Dr Feldman says that owners can ensure they are feeding their dogs optimally by using food from reputable brands, following the recommended amounts per day to prevent obesity, reducing this amount if other foods are given and feeding for the correct life stage of the animal.
While Lee isn’t an expert in nutrition, she raised and cared for Kako for 14-and-a-half years. She believes the changes she made each winter helped her dog then, and will continue to help her pup, Onslow.
“I suppose having a dog that was so healthy for so long might suggest that what we do is on the right track,” she says. “We treat our dogs as family. They get just as bored with food as we do, so winter is a chance to brighten up their diet a bit.”
What to add
“A lot of dogs are eating diets which are not so nutritious,” says Dr Feldman. “We must remember that dogs are carnivores and primarily need a good source of protein in their diet. There are healthy and less good foods out there — best to ask your vet about the good options.” She suggests fish as a great source of protein because it provides omega fatty acids, which help many body systems including a comfy winter coat.
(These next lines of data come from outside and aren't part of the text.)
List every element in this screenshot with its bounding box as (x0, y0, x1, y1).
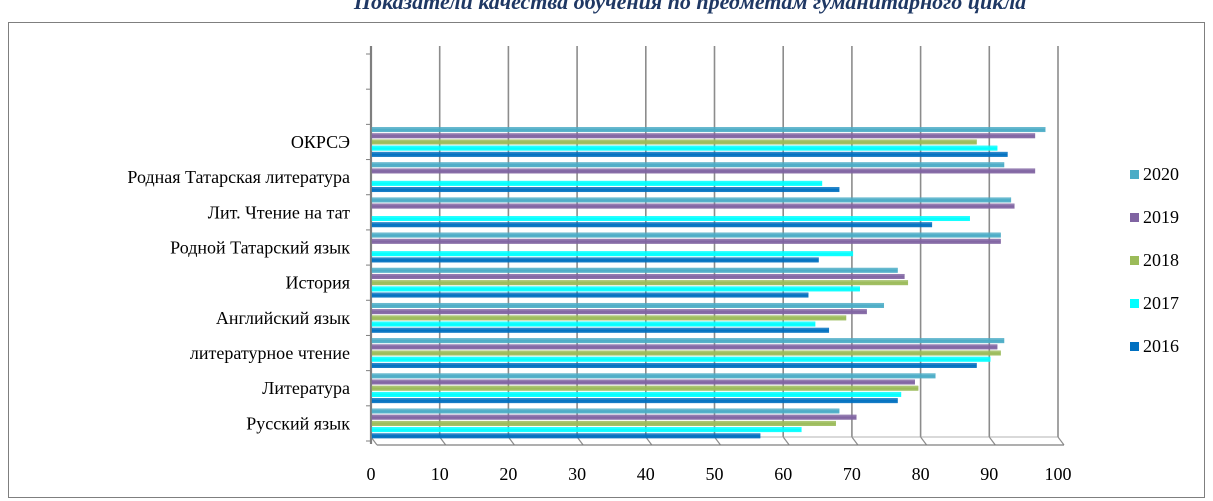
bar-английский-язык-2017 (371, 321, 816, 327)
x-tick-label: 40 (637, 464, 655, 484)
legend-swatch-2016 (1130, 342, 1139, 351)
chart-frame (8, 22, 1205, 498)
gridline-floor (439, 436, 447, 446)
gridline-floor (851, 436, 859, 446)
bar-родная-татарская-литература-2017 (371, 180, 823, 186)
category-label: Лит. Чтение на тат (208, 202, 350, 222)
gridline-floor (576, 436, 584, 446)
x-tick-label: 0 (367, 464, 376, 484)
bar-литературное-чтение-2017 (371, 356, 991, 362)
bar-родной-татарский-язык-2017 (371, 251, 854, 257)
x-tick-label: 80 (912, 464, 930, 484)
category-label: Родная Татарская литература (127, 167, 350, 187)
x-tick-label: 30 (568, 464, 586, 484)
bar-литература-2016 (371, 398, 898, 404)
bar-лит-чтение-на-тат-2020 (371, 197, 1012, 203)
gridline-floor (782, 436, 790, 446)
x-tick-label: 70 (843, 464, 861, 484)
x-tick-labels: 0 10 20 30 40 50 60 70 80 90 100 (367, 464, 1072, 484)
x-tick-label: 100 (1045, 464, 1072, 484)
bar-окрсэ-2017 (371, 145, 998, 151)
bar-английский-язык-2018 (371, 315, 847, 321)
legend-label-2017: 2017 (1143, 293, 1179, 313)
bar-литература-2018 (371, 385, 919, 391)
bar-родная-татарская-литература-2016 (371, 187, 840, 193)
legend-label-2020: 2020 (1143, 164, 1179, 184)
legend-swatch-2019 (1130, 213, 1139, 222)
legend-label-2019: 2019 (1143, 207, 1179, 227)
category-label: Литература (262, 378, 350, 398)
bar-история-2020 (371, 267, 898, 273)
bar-лит-чтение-на-тат-2016 (371, 222, 933, 228)
bar-лит-чтение-на-тат-2019 (371, 203, 1015, 209)
x-tick-label: 50 (706, 464, 724, 484)
legend-label-2018: 2018 (1143, 250, 1179, 270)
bar-лит-чтение-на-тат-2017 (371, 216, 970, 222)
gridline-floor (714, 436, 721, 446)
bar-литература-2017 (371, 391, 902, 397)
bars (371, 127, 1046, 439)
bar-история-2016 (371, 292, 809, 298)
bar-окрсэ-2018 (371, 139, 977, 145)
bar-русский-язык-2017 (371, 427, 802, 433)
gridline-floor (507, 436, 515, 446)
bar-история-2017 (371, 286, 860, 292)
category-label: литературное чтение (190, 343, 350, 363)
gridline-floor (988, 436, 996, 446)
x-tick-label: 20 (499, 464, 517, 484)
bar-литература-2020 (371, 373, 936, 379)
legend-swatch-2017 (1130, 299, 1139, 308)
x-tick-label: 90 (980, 464, 998, 484)
bar-история-2018 (371, 280, 909, 286)
bar-русский-язык-2018 (371, 420, 836, 426)
bar-родной-татарский-язык-2016 (371, 257, 819, 263)
gridline-floor (645, 436, 653, 446)
bar-русский-язык-2020 (371, 408, 840, 414)
bar-родной-татарский-язык-2020 (371, 232, 1001, 238)
bar-литературное-чтение-2016 (371, 362, 977, 368)
legend: 2020 2019 2018 2017 2016 (1130, 164, 1179, 356)
category-label: Английский язык (216, 308, 350, 328)
bar-английский-язык-2016 (371, 327, 830, 333)
gridlines (370, 46, 1065, 446)
chart-title: Показатели качества обучения по предмета… (353, 0, 1027, 14)
category-labels: Русский язык Литература литературное чтени… (127, 132, 350, 433)
bar-русский-язык-2016 (371, 433, 761, 439)
gridline-floor (920, 436, 928, 446)
x-tick-label: 60 (774, 464, 792, 484)
category-label: Русский язык (246, 413, 350, 433)
bar-литература-2019 (371, 379, 915, 385)
legend-label-2016: 2016 (1143, 336, 1179, 356)
bar-родная-татарская-литература-2019 (371, 168, 1036, 174)
gridline-floor (1057, 436, 1065, 446)
bar-английский-язык-2020 (371, 302, 885, 308)
bar-окрсэ-2016 (371, 151, 1008, 157)
category-label: ОКРСЭ (291, 132, 350, 152)
category-label: Родной Татарский язык (170, 238, 350, 258)
bar-литературное-чтение-2018 (371, 350, 1001, 356)
x-tick-label: 10 (431, 464, 449, 484)
bar-окрсэ-2019 (371, 133, 1036, 139)
legend-swatch-2020 (1130, 170, 1139, 179)
legend-swatch-2018 (1130, 256, 1139, 265)
bar-английский-язык-2019 (371, 309, 867, 315)
bar-история-2019 (371, 273, 905, 279)
bar-литературное-чтение-2020 (371, 338, 1005, 344)
bar-окрсэ-2020 (371, 127, 1046, 133)
bar-родная-татарская-литература-2020 (371, 162, 1005, 168)
bar-родной-татарский-язык-2019 (371, 238, 1001, 244)
bar-русский-язык-2019 (371, 414, 857, 420)
category-label: История (285, 273, 350, 293)
bar-литературное-чтение-2019 (371, 344, 998, 350)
Should we be sharing food?
When the weather is cold we generally prepare rich foods full of flavour, and we’re only too happy to share our meals with our furry friends. But there are some things we shouldn’t share: “Onions can cause anaemia [in dogs] and are often in the meals we cook,” Dr Feldman says. “Human meals can also be too fatty or rich for a dog’s intestines and will give them diarrhoea or constipation.” Adding some extra carbohydrates (like pasta and rice) is fine as long as your dog isn’t getting them in another form (like biscuits).